The center, a 40-year-old organization run for the betterment of disabled individuals locally and nationally, will open a store that will repair wheelchairs and redistribute donated scooters and other technology devices to assist the elderly. Called The Shop @ CIL, it is located in the center’s former headquarters on Telegraph Avenue.

“There’s a real need for this type of service,” said Lauri Shay, the store’s manager. “There are a lot of people with disabilities in Berkeley, a lot of people who don’t have access to devices and equipment they need.

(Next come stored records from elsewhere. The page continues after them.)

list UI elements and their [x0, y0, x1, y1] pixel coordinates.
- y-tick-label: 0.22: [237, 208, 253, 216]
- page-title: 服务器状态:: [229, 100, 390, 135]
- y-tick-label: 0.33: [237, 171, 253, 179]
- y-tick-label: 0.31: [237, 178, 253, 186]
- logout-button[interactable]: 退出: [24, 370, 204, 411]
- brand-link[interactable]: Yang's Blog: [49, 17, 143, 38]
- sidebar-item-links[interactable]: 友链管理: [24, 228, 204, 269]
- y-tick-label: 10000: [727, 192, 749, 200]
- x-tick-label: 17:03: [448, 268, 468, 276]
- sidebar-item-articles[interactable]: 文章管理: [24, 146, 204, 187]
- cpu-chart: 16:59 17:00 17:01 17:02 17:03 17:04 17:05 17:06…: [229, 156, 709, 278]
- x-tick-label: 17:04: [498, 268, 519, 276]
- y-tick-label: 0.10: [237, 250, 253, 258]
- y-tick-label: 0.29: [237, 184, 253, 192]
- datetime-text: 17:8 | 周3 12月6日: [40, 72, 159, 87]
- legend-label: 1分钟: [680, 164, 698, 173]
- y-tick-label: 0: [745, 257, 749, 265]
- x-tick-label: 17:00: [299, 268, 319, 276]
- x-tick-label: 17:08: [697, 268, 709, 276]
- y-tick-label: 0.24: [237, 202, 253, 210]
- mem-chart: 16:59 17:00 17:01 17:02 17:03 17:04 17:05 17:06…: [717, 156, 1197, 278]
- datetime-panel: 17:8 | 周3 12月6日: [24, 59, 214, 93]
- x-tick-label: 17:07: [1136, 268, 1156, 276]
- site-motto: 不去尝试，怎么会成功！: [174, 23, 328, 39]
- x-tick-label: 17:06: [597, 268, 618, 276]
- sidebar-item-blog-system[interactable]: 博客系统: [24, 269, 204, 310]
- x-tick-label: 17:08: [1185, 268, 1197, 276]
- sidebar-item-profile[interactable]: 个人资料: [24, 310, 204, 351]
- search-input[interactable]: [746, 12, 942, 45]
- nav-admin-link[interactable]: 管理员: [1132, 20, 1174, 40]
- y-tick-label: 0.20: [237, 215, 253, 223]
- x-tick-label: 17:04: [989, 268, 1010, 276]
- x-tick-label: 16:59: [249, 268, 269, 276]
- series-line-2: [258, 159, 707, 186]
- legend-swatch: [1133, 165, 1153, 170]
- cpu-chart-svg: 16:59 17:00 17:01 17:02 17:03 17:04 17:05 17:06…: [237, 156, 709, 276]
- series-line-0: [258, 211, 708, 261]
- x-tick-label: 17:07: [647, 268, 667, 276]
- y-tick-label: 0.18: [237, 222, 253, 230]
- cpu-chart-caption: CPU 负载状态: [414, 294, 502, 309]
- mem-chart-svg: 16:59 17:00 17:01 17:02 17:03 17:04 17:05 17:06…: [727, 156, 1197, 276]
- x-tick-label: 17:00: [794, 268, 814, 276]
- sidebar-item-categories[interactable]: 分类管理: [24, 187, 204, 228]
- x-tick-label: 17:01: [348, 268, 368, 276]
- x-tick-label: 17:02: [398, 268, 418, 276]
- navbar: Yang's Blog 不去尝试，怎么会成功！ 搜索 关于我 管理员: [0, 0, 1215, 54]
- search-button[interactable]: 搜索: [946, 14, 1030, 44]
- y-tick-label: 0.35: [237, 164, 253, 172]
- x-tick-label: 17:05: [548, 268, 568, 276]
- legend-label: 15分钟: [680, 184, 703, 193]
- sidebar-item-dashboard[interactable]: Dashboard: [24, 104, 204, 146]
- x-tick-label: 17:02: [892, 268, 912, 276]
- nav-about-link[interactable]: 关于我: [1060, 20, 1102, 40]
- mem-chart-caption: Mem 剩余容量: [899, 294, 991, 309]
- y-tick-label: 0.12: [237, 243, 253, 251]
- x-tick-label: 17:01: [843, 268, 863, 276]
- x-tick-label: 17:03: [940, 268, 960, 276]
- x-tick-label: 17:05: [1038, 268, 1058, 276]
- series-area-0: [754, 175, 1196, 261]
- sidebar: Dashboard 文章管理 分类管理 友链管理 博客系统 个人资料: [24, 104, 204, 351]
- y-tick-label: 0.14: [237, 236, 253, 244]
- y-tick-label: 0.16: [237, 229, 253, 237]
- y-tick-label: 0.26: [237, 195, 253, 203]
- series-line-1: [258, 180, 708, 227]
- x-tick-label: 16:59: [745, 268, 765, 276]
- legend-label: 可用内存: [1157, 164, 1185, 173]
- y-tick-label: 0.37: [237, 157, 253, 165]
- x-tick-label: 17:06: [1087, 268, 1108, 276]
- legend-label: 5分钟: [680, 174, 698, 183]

This is an opportunity for us to give out equipment they need to live lives more independently.”

The grand opening — which will be held from 4 p.m. to 7 p.m. — will include a tour of the space, demonstrations of equipment and speeches by city leaders such as Mayor Tom Bates and disability awareness speaker Gary Karp.

“CIL has done so many good things — accessible housing, transportation, employment, preventing discrimination to disabled people — it’s a really incredible gem that we have here in Berkeley,” Bates said. “It’s terrific having another asset for disabled people, in this case getting wheelchairs and other apparatus they need repaired.”

Founded in 1972 by disabled UC Berkeley students, the center was born out of the independent living movement for disabled people in the 1960s and has since advocated for improvements in the city and across the state, according to the center’s website.

“(The center) is the model for hundreds of independent living centers throughout the U.S. and the world,” a statement on the center’s website reads. “And it is because of (the center), and organizations like it, that people with disabilities have a resource where they can learn the skills to make their own choices and fight for and achieve their civil rights.”

The center helped bring about curb cuts, the wheelchair accessible ramps in sidewalks, in Berkeley and organized the West Coast testimony to help pass the landmark American with Disabilities Act in 1990.

“CIL was at the forefront nationwide,” Bates said. “It’s one of the most important things that’s happened in Berkeley. CIL … changed the world for disabled people.”